A new rule published by the Department of Labor on Tuesday would allow restaurant owners to take employees’ tips to pay “back-of-the-house” workers, such as cooks and dishwashers.
An analysis by the Economic Policy Institute found that change could cost workers more than $700 million in lost wages.
The regulation also allows employers to required tipped employees to perform more “non-tipped” labor, such as cleaning.
“It’s really, really clear this is about the interests of corporate executives and shareholders,” Heidi Shierholz, an economist at EPI, told Business Insider.
A new regulation rolled out in the final days of the Trump administration will allow restaurants to pull tips from their waitstaff to pay cooks in the back, putting more cash in the pockets of ownership while forcing front-of-the-house staff to do more work for less money.
Employers, to this point, have been allowed to pool tips and share them among employees who typically receive them; for example, servers giving a share of their earnings to hosts and bussers. The 148-page regulation put out Tuesday by the Department of Labor would expand that, allowing restaurants to pay the wages of prep cooks and dishwashers with money earned by those waiting tables.
The rule also does away with a so-called “80/20” rule: previously, tipped employees – who can earn as little as $2.13 an hour in wages from their employer – could not be asked to spend any more than 20 percent of their shift performing non-tipped work, like rolling silverware or cleaning the workplace. The new standard is “reasonable time” spent doing such things.
“It’s totally ambiguous and makes it extremely difficult to enforce,” Heidi Shierholz, director of policy at the center-left Economic Policy Institute, told Business Insider.
The Trump administration’s stated purpose for rule is equality.
Cheryl Stanton, administration of the wage and hour division at the Department of Labor, said the rule “could increase pay for back-of-the-house workers, like cooks and dishwashers… reduc[ing] wage disparities among all workers who contribute to the customers’ experience.”
But this achieved not at the expense of those running the business but at the cost of others employed there.
In a 2019 analysis, EPI estimated that allowing employers to pocket workers’ tips would save the former more than $700 million a year – and cost the latter the same amount. That, and doing away with the “80/20″ rule,” would also encourage those employers to rely more heavily on tipped labor. Why pay cleaning staff the federal minimum wage of $7.25 an hour when tipped employees, who cost a fraction of that, can be asked to perform the job instead?
“It’s really, really clear this is about the interests of corporate executives and shareholders. Like that is what’s driving this,” Shierholz said.
“If there really was a strong interest in reducing inequality and raising the wages of the lowest-paid workers, they would be pushing tooth and nail to raise the minimum wage,” Shierholz added.

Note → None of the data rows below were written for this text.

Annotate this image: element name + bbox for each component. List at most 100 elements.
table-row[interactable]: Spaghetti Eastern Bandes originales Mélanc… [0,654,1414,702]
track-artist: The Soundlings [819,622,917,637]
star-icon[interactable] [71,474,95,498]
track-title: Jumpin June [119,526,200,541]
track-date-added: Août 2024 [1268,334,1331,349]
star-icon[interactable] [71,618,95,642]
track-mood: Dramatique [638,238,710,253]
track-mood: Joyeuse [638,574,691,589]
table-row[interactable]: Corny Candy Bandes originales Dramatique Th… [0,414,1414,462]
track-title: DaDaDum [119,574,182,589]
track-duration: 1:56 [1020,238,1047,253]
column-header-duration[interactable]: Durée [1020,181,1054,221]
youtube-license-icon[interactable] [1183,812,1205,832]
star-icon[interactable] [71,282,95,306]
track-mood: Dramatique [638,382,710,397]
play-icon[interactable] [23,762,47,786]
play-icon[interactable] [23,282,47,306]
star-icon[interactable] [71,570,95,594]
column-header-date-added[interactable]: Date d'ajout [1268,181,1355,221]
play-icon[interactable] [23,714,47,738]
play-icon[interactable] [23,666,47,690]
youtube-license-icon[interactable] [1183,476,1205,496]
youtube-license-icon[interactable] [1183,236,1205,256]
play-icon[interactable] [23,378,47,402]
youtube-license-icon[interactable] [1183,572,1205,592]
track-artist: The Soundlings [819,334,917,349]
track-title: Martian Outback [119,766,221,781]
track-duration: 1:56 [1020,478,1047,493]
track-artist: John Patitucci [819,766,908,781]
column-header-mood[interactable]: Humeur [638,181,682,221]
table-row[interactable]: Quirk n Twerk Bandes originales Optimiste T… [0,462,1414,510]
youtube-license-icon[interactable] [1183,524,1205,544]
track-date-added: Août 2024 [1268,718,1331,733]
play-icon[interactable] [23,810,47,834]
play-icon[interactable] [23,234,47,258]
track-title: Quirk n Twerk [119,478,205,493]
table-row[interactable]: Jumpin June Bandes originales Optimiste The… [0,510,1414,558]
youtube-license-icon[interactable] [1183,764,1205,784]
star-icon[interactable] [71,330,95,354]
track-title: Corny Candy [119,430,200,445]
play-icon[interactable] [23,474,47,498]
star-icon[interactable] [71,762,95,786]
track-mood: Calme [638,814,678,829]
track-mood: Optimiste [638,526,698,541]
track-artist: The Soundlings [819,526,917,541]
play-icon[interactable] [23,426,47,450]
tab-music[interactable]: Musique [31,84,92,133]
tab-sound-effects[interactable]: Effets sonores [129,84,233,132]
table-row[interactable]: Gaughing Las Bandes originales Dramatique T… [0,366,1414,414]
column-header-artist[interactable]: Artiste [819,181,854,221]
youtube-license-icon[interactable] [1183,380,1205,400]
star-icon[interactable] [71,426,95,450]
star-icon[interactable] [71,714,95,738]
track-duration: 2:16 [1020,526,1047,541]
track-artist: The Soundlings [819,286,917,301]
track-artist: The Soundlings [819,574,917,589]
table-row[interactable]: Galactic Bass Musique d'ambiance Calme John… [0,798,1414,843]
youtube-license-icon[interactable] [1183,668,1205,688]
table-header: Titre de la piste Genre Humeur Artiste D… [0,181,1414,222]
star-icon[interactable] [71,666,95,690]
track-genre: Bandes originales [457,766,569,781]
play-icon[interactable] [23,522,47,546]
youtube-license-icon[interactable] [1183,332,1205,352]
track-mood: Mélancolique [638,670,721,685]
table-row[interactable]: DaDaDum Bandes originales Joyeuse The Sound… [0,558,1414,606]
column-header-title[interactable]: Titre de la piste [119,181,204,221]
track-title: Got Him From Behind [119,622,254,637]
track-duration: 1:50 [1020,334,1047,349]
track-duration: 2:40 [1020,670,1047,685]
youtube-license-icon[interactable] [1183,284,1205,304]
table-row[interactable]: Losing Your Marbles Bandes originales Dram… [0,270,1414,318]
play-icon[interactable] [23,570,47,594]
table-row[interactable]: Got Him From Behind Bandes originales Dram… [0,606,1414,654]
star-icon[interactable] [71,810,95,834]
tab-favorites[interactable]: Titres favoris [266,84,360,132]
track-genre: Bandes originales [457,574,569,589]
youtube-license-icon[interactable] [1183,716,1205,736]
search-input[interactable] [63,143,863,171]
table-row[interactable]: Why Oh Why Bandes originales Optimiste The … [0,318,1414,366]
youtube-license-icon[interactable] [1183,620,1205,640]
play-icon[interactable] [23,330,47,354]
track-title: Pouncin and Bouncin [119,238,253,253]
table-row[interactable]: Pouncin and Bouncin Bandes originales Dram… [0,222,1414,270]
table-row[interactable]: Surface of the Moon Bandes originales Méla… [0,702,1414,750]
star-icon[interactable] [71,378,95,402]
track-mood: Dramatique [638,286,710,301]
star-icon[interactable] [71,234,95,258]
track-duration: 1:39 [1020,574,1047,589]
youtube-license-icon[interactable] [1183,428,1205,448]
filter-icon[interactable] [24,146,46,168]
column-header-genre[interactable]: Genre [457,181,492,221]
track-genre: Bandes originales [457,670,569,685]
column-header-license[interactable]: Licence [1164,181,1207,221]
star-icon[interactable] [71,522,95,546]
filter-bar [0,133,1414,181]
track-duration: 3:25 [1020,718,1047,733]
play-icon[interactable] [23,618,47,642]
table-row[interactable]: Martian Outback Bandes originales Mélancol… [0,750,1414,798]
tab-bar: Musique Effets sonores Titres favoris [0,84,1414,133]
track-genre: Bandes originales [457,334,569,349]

Indeed, “there is a direct way to do this,” Shierholz argued, “instead of saying, ‘Oh, we’re going to raise the wages of the lowest-paid workers by taking from the wages of the second-lowest paid workers.'”
It is notable that it was not advocates for labor but rather their bosses that lobbied for the change.
“The foodservice industry supports the department’s proposed rule,” lawyers for the Restaurant Law Center and the National Restaurant Association said last year when the change was being developed. They billed it as an act of deregulation – and end to bureaucrats “trying to micromanage restaurant work.”
The new rule, however, does not take effect for another 60 days – that is, until the next administration. It is possible, but not clear, that President-elect Joe Biden and his team could postpone its implementation while working to rescind it.
A spokesperson for the Biden-Harris transition team did not return a request for comment.